Il ne manquait que Montréal au tableau de chasse nord-américain de DoorDash ; ce sera chose faite à compter d’aujourd’hui. L’entreprise de San Francisco, numéro un de la livraison sur demande en Amérique du Nord, annoncera ce matin son arrivée à Montréal, forte de son association avec quelque 300 restaurateurs.

« Nous avons passé des mois pour nous assurer de la qualité de notre service, nous voulions bien comprendre la communauté, explique en entrevue Brent Seals, directeur du marché canadien chez DoorDash. Les restaurants de Montréal sont parmi les meilleurs au Canada, si ce n’est au monde.
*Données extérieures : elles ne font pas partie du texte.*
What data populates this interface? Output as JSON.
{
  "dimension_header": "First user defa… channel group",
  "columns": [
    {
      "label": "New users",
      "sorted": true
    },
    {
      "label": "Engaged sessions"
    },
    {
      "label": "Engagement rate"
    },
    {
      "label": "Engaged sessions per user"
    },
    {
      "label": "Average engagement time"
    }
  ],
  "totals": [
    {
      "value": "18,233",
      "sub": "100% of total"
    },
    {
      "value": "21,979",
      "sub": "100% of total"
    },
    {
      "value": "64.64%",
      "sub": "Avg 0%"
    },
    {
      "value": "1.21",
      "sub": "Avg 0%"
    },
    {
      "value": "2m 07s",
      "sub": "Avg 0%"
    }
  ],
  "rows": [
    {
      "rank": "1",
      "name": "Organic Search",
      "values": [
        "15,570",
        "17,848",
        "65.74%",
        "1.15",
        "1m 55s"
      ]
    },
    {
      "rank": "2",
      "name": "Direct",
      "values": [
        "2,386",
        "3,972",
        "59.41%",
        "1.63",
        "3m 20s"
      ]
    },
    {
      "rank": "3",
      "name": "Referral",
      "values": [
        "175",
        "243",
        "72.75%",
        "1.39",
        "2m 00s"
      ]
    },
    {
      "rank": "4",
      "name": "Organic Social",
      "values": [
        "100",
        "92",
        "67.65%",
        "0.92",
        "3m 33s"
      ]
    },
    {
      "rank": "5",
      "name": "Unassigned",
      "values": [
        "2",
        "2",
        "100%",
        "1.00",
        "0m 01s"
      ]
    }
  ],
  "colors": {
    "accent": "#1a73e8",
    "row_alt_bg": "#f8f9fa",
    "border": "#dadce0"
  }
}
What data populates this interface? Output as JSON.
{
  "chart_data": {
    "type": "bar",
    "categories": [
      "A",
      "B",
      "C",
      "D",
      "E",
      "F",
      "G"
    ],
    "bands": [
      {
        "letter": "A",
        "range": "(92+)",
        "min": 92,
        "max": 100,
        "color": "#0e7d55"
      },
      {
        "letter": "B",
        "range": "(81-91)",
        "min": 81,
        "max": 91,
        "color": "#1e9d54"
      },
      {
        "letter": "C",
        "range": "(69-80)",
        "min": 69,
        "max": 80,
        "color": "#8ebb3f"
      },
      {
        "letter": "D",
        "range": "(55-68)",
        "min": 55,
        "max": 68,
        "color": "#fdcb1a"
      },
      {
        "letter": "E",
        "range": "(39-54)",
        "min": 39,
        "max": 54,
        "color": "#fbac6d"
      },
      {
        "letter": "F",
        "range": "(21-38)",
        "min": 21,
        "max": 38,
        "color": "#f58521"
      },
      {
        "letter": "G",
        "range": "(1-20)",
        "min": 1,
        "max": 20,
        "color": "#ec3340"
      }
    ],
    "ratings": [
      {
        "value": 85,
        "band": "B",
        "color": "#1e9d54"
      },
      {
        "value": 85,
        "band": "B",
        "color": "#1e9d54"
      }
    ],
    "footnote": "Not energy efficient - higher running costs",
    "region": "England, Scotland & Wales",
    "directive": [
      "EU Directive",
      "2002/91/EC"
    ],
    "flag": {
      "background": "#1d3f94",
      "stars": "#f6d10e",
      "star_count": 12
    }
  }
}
Nous voulions avoir la meilleure sélection, nous avons écouté nos clients. »

Marché compétitif

Le communiqué qui sera publié ce matin mentionne entre autres La Belle et La Bœuf, Boustan, Cacao 70 et Notre-Bœuf-de-Grâce parmi les restaurants participants. Pour son premier mois à Montréal, DoorDash offrira en outre la livraison gratuite pour toute commande de plus de 10 $.

Officiellement numéro un en Amérique du Nord depuis mars dernier, devant Uber Eats et Grubhub, DoorDash devra se tailler une place dans un marché montréalais qui compte déjà plusieurs acteurs d’importance. Skip (anciennement SkipTheDishes), Uber Eats et Foodora, tous associés à ce qu’on appelle l’« économie de partage », sont implantés depuis plusieurs années. Une autre entreprise, la montréalaise GOLO, offre également un service de livraison aux restaurants, mais elle a un modèle d’affaires complètement différent, avec des employés salariés et des véhicules électriques.

« Dashers » recherchés

Il s’agit d’une première aventure dans un marché non anglophone pour DoorDash, déjà présente dans quelque 4000 villes aux États-Unis et 77 au Canada. Son application mobile est offerte depuis peu en français. 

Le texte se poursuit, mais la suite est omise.